Estructura de la razón según Descartes

Descartes busca un método universal que sirva para usar correctamente la razón en cualquier campo del conocimiento. Se inspira en las matemáticas porque ofrecen verdades claras y seguras. Según él, la razón conoce de dos formas: por intuición y por deducción. La intuición es la comprensión directa y evidente de una idea simple, sin necesidad de razonamientos largos. La deducción es el proceso por el cual llegamos a una verdad a partir de otra que ya conocemos con seguridad, relacionando ideas entre sí. Para que esto funcione, la razón realiza dos operaciones principales:

  • Análisis: dividir los problemas en partes simples.
  • Síntesis: unir esas partes para reconstruir el todo.

El Discurso del método (1637)

En El discurso del método, Descartes explica las reglas que debe seguir la razón para alcanzar la verdad. Sus reglas fundamentales son:

  1. No aceptar nada como verdadero si no se presenta con claridad y sin posibilidad de duda.
  2. Dividir cada problema en partes más pequeñas para entenderlo mejor.
  3. Ordenar los pensamientos desde lo más simple hasta lo más complejo.
  4. Revisar todo cuidadosamente para no cometer errores.

Estas reglas forman el método cartesiano.

El contenido de la razón: las ideas

Para Descartes, las ideas son representaciones mentales. Pueden ser de tres tipos:

  • Adventicias: proceden de los sentidos, como la imagen de una casa o un sonido.
  • Facticias: son creadas por la imaginación al combinar otras ideas, como la idea de un unicornio.
  • Innatas: nacen con nosotros y no provienen de la experiencia, como la idea de infinito o de existencia.

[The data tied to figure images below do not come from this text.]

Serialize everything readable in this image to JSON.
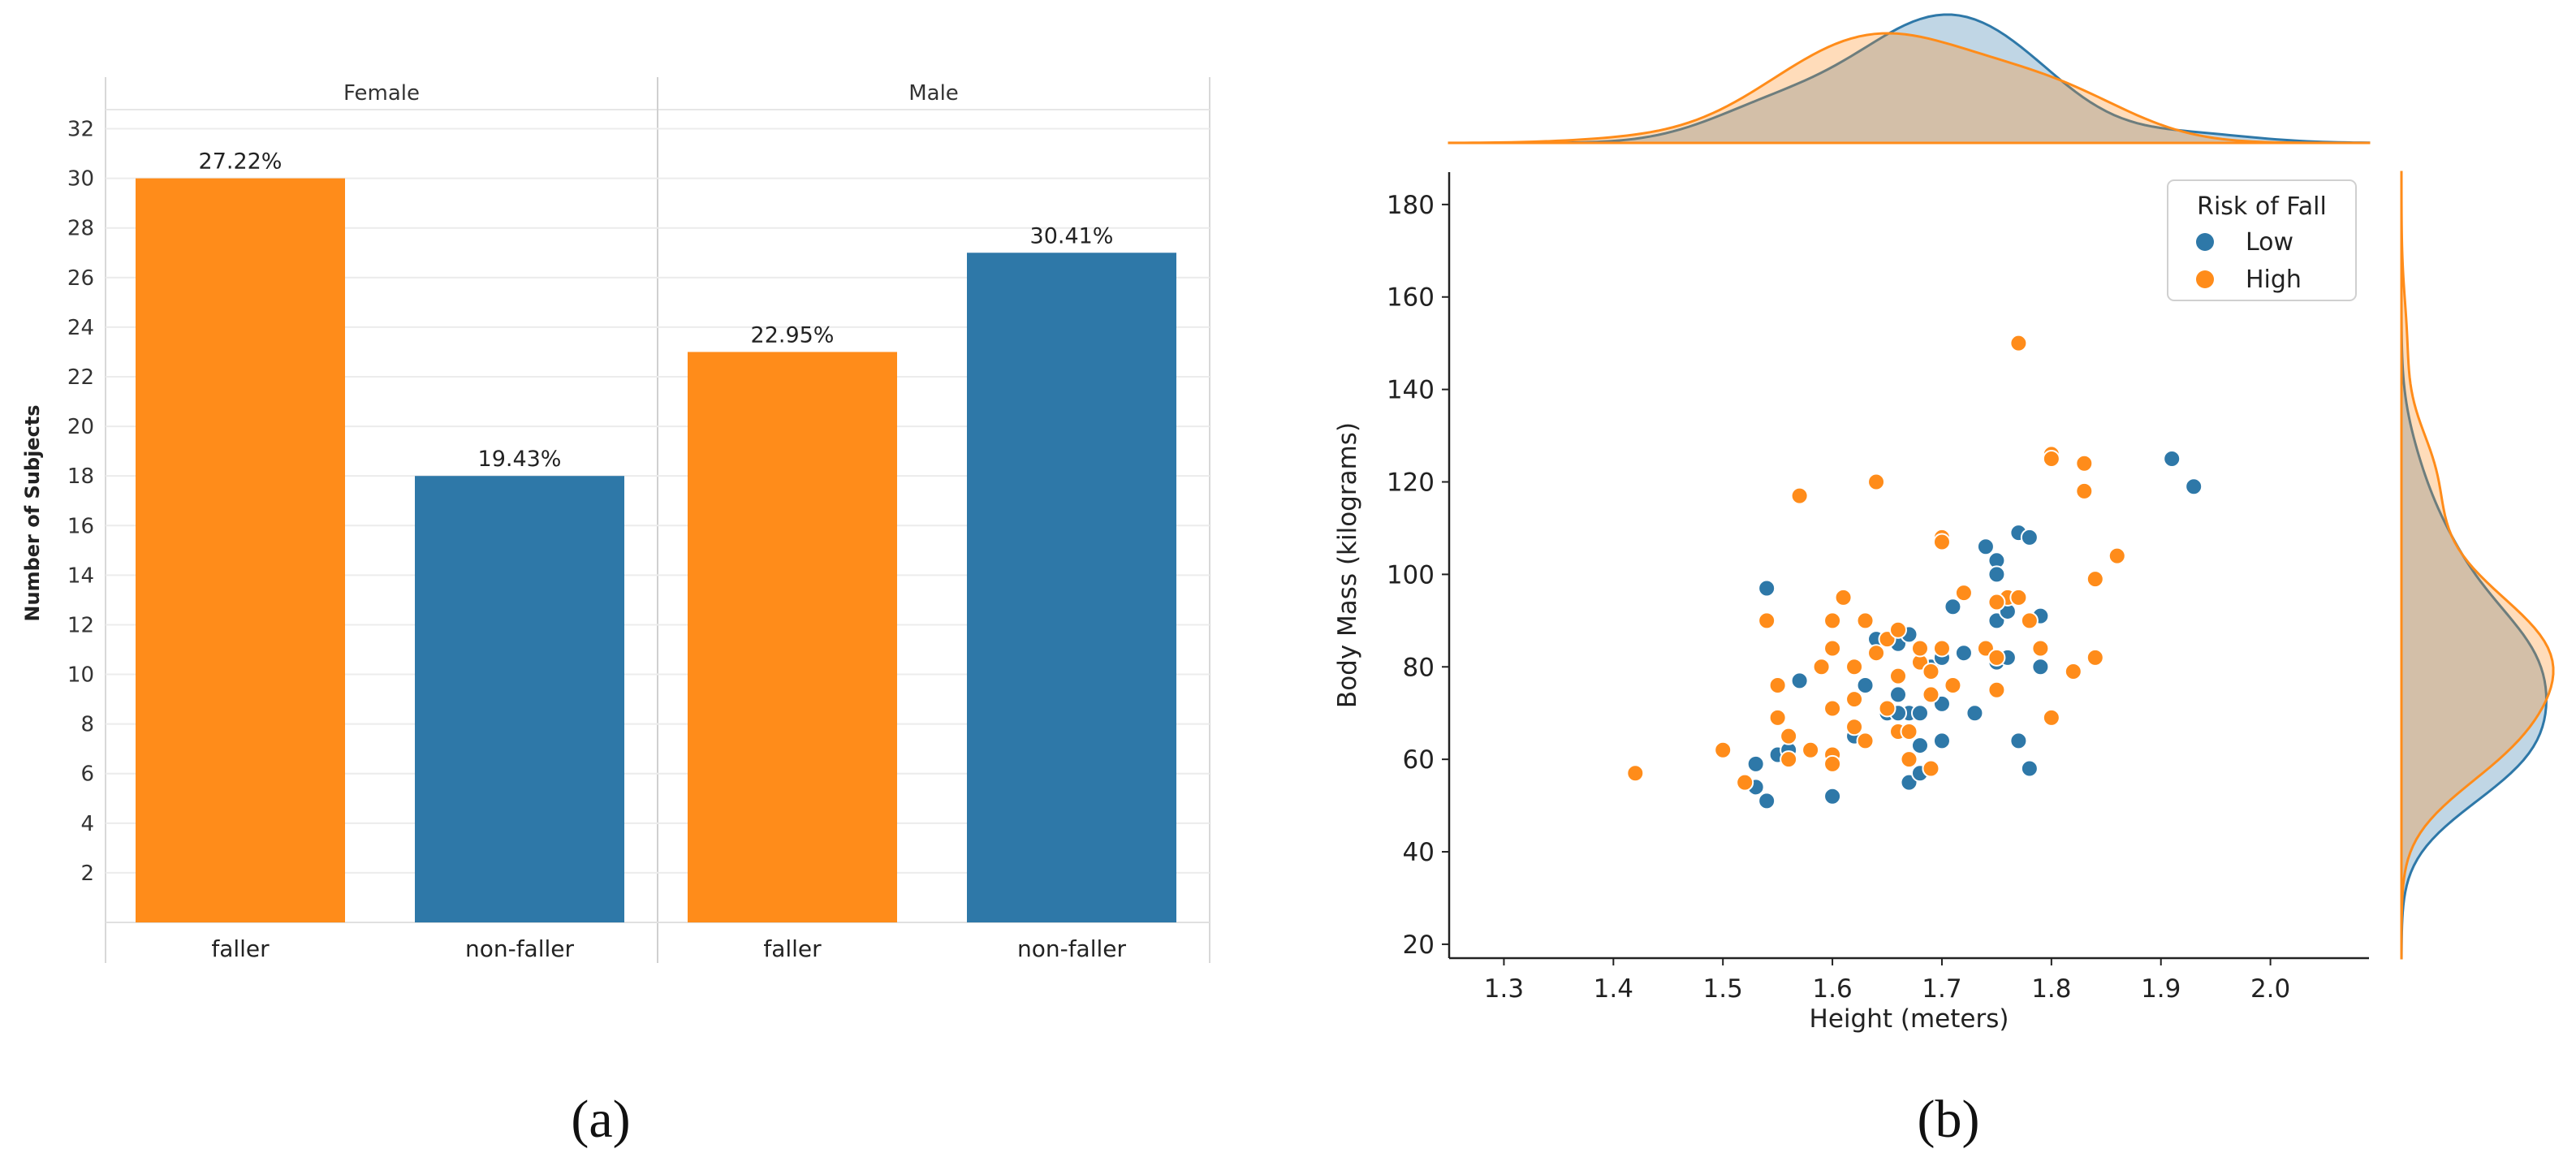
{
  "captions": {
    "a": "(a)",
    "b": "(b)"
  },
  "colors": {
    "orange": "#ff8c1a",
    "blue": "#2e78a8",
    "overlap": "#c8c3bd"
  },
  "chart_data": [
    {
      "type": "bar",
      "ylabel": "Number of Subjects",
      "ylim": [
        0,
        33
      ],
      "yticks": [
        2,
        4,
        6,
        8,
        10,
        12,
        14,
        16,
        18,
        20,
        22,
        24,
        26,
        28,
        30,
        32
      ],
      "facets": [
        {
          "title": "Female",
          "bars": [
            {
              "category": "faller",
              "value": 30,
              "label": "27.22%",
              "color": "orange"
            },
            {
              "category": "non-faller",
              "value": 18,
              "label": "19.43%",
              "color": "blue"
            }
          ]
        },
        {
          "title": "Male",
          "bars": [
            {
              "category": "faller",
              "value": 23,
              "label": "22.95%",
              "color": "orange"
            },
            {
              "category": "non-faller",
              "value": 27,
              "label": "30.41%",
              "color": "blue"
            }
          ]
        }
      ]
    },
    {
      "type": "scatter",
      "xlabel": "Height (meters)",
      "ylabel": "Body Mass (kilograms)",
      "xlim": [
        1.25,
        2.09
      ],
      "ylim": [
        17,
        187
      ],
      "xticks": [
        "1.3",
        "1.4",
        "1.5",
        "1.6",
        "1.7",
        "1.8",
        "1.9",
        "2.0"
      ],
      "yticks": [
        "20",
        "40",
        "60",
        "80",
        "100",
        "120",
        "140",
        "160",
        "180"
      ],
      "legend": {
        "title": "Risk of Fall",
        "position": "top-right",
        "entries": [
          "Low",
          "High"
        ]
      },
      "series": [
        {
          "name": "Low",
          "color": "blue",
          "points": [
            [
              1.54,
              97
            ],
            [
              1.53,
              59
            ],
            [
              1.53,
              54
            ],
            [
              1.54,
              51
            ],
            [
              1.55,
              61
            ],
            [
              1.56,
              62
            ],
            [
              1.57,
              77
            ],
            [
              1.6,
              52
            ],
            [
              1.62,
              65
            ],
            [
              1.63,
              76
            ],
            [
              1.64,
              86
            ],
            [
              1.65,
              70
            ],
            [
              1.66,
              74
            ],
            [
              1.66,
              85
            ],
            [
              1.67,
              87
            ],
            [
              1.67,
              70
            ],
            [
              1.68,
              70
            ],
            [
              1.66,
              70
            ],
            [
              1.67,
              55
            ],
            [
              1.68,
              57
            ],
            [
              1.69,
              80
            ],
            [
              1.7,
              72
            ],
            [
              1.7,
              82
            ],
            [
              1.71,
              93
            ],
            [
              1.72,
              83
            ],
            [
              1.73,
              70
            ],
            [
              1.74,
              106
            ],
            [
              1.75,
              103
            ],
            [
              1.75,
              100
            ],
            [
              1.75,
              90
            ],
            [
              1.75,
              81
            ],
            [
              1.76,
              92
            ],
            [
              1.77,
              109
            ],
            [
              1.78,
              108
            ],
            [
              1.79,
              91
            ],
            [
              1.79,
              80
            ],
            [
              1.77,
              64
            ],
            [
              1.78,
              58
            ],
            [
              1.7,
              64
            ],
            [
              1.68,
              63
            ],
            [
              1.91,
              125
            ],
            [
              1.93,
              119
            ],
            [
              1.76,
              82
            ],
            [
              1.72,
              83
            ],
            [
              1.69,
              58
            ]
          ]
        },
        {
          "name": "High",
          "color": "orange",
          "points": [
            [
              1.42,
              57
            ],
            [
              1.5,
              62
            ],
            [
              1.52,
              55
            ],
            [
              1.54,
              90
            ],
            [
              1.55,
              76
            ],
            [
              1.55,
              69
            ],
            [
              1.56,
              60
            ],
            [
              1.57,
              117
            ],
            [
              1.58,
              62
            ],
            [
              1.6,
              90
            ],
            [
              1.6,
              84
            ],
            [
              1.6,
              71
            ],
            [
              1.6,
              61
            ],
            [
              1.6,
              59
            ],
            [
              1.61,
              95
            ],
            [
              1.62,
              80
            ],
            [
              1.62,
              73
            ],
            [
              1.62,
              67
            ],
            [
              1.63,
              90
            ],
            [
              1.63,
              64
            ],
            [
              1.64,
              120
            ],
            [
              1.65,
              86
            ],
            [
              1.65,
              71
            ],
            [
              1.66,
              88
            ],
            [
              1.66,
              78
            ],
            [
              1.66,
              66
            ],
            [
              1.67,
              66
            ],
            [
              1.67,
              60
            ],
            [
              1.68,
              81
            ],
            [
              1.68,
              84
            ],
            [
              1.69,
              79
            ],
            [
              1.69,
              74
            ],
            [
              1.7,
              108
            ],
            [
              1.7,
              107
            ],
            [
              1.7,
              84
            ],
            [
              1.71,
              76
            ],
            [
              1.72,
              96
            ],
            [
              1.74,
              84
            ],
            [
              1.75,
              82
            ],
            [
              1.75,
              75
            ],
            [
              1.76,
              95
            ],
            [
              1.77,
              150
            ],
            [
              1.77,
              95
            ],
            [
              1.78,
              90
            ],
            [
              1.79,
              84
            ],
            [
              1.8,
              126
            ],
            [
              1.8,
              125
            ],
            [
              1.8,
              69
            ],
            [
              1.82,
              79
            ],
            [
              1.83,
              124
            ],
            [
              1.83,
              118
            ],
            [
              1.84,
              99
            ],
            [
              1.84,
              82
            ],
            [
              1.86,
              104
            ],
            [
              1.75,
              94
            ],
            [
              1.69,
              58
            ],
            [
              1.64,
              83
            ],
            [
              1.56,
              65
            ],
            [
              1.59,
              80
            ]
          ]
        }
      ]
    }
  ]
}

Para él, solo las ideas innatas y las que se presentan con claridad y distinción pueden servir de base segura para el conocimiento, ya que los sentidos pueden engañarnos.

Descartes

La búsqueda de una primera certeza

Descartes quiere encontrar una verdad totalmente indudable. Para ello aplica la duda metódica, que consiste en dudar de todo aquello que pueda ser puesto en cuestión. Primero duda de los sentidos, porque a veces nos engañan. Después plantea la hipótesis del sueño, según la cual podríamos estar soñando sin saberlo. Finalmente propone la hipótesis del genio maligno, un ser poderoso que podría engañarnos incluso en las verdades matemáticas. Con esta duda radical intenta eliminar cualquier creencia insegura.

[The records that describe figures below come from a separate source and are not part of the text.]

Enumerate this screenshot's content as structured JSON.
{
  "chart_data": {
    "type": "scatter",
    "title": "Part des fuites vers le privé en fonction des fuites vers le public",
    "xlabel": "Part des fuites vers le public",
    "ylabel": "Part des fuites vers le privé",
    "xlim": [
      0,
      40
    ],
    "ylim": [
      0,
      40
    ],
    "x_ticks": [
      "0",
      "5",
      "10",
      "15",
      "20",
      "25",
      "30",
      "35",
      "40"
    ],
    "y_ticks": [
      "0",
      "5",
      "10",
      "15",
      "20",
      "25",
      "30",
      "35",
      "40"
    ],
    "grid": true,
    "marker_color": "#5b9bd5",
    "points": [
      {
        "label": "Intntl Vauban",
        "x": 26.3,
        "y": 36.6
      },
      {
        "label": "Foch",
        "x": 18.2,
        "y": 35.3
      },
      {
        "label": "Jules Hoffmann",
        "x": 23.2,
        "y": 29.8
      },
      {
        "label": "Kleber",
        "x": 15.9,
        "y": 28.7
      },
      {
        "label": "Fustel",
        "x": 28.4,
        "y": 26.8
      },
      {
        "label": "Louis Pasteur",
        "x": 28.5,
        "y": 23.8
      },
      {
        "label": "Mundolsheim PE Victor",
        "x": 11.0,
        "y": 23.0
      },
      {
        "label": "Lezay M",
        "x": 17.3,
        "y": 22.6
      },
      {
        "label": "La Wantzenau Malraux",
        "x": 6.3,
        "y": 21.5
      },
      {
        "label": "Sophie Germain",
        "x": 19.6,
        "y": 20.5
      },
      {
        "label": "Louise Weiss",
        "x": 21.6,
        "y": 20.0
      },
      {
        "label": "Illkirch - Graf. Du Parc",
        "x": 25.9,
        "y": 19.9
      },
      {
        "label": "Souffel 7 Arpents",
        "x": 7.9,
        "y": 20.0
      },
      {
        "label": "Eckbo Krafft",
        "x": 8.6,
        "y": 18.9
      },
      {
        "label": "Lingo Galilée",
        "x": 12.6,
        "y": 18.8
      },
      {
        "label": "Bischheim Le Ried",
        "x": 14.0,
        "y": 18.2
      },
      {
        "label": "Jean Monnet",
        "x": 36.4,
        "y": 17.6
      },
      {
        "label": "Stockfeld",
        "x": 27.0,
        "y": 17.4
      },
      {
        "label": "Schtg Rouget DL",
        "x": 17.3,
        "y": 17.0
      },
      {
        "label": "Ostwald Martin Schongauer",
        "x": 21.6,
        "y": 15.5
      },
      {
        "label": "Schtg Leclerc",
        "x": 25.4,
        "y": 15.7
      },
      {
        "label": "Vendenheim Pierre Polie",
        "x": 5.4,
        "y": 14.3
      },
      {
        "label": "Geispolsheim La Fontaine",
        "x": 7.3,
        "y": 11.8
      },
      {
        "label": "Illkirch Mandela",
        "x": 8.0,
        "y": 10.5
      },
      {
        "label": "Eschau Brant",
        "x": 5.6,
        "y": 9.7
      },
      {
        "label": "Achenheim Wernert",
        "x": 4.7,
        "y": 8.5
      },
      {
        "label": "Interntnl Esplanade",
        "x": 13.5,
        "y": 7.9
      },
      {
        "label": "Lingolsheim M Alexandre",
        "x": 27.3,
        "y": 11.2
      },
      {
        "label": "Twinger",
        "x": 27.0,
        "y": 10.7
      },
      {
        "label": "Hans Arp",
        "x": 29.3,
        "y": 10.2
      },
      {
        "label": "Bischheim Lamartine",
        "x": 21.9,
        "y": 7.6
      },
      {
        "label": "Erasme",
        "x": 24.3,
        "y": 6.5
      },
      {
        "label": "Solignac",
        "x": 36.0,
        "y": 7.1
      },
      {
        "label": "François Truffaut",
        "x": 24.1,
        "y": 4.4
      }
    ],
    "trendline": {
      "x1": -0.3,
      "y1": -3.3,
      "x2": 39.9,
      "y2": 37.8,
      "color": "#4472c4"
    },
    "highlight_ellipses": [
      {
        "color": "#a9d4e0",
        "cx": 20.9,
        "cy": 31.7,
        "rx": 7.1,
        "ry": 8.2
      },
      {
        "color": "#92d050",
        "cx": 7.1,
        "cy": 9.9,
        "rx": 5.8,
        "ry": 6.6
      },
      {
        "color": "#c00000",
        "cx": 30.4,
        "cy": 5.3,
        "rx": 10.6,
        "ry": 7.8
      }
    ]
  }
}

Superación de la duda metódica

Mientras duda, Descartes descubre que no puede dudar de que está pensando. Y si piensa, existe. Así llega a la primera verdad indudable: “yo pienso, luego existo”. Esta verdad es clara y distinta, y se convierte en el criterio para reconocer otras verdades. Para eliminar definitivamente la duda, necesita demostrar que Dios existe y que no es un ser engañador. Según Descartes, la idea de un ser perfecto e infinito solo puede haber sido puesta en nosotros por ese mismo ser, es decir, por Dios. Dios garantiza que nuestras ideas claras y distintas son verdaderas.

La estructura de la realidad: las tres sustancias

Descartes distingue tres tipos de sustancia, entendiendo por sustancia aquello que no necesita de otra cosa para existir:

  • Dios: la sustancia infinita.
  • La sustancia pensante (res cogitans): el alma o la mente.
  • La sustancia extensa (res extensa): el mundo material.

Esta división provoca un problema importante: cómo se relacionan la mente y el cuerpo, ya que son realidades distintas. Además, su visión de la naturaleza es mecanicista, pues entiende el mundo físico y los seres vivos como si funcionaran como máquinas.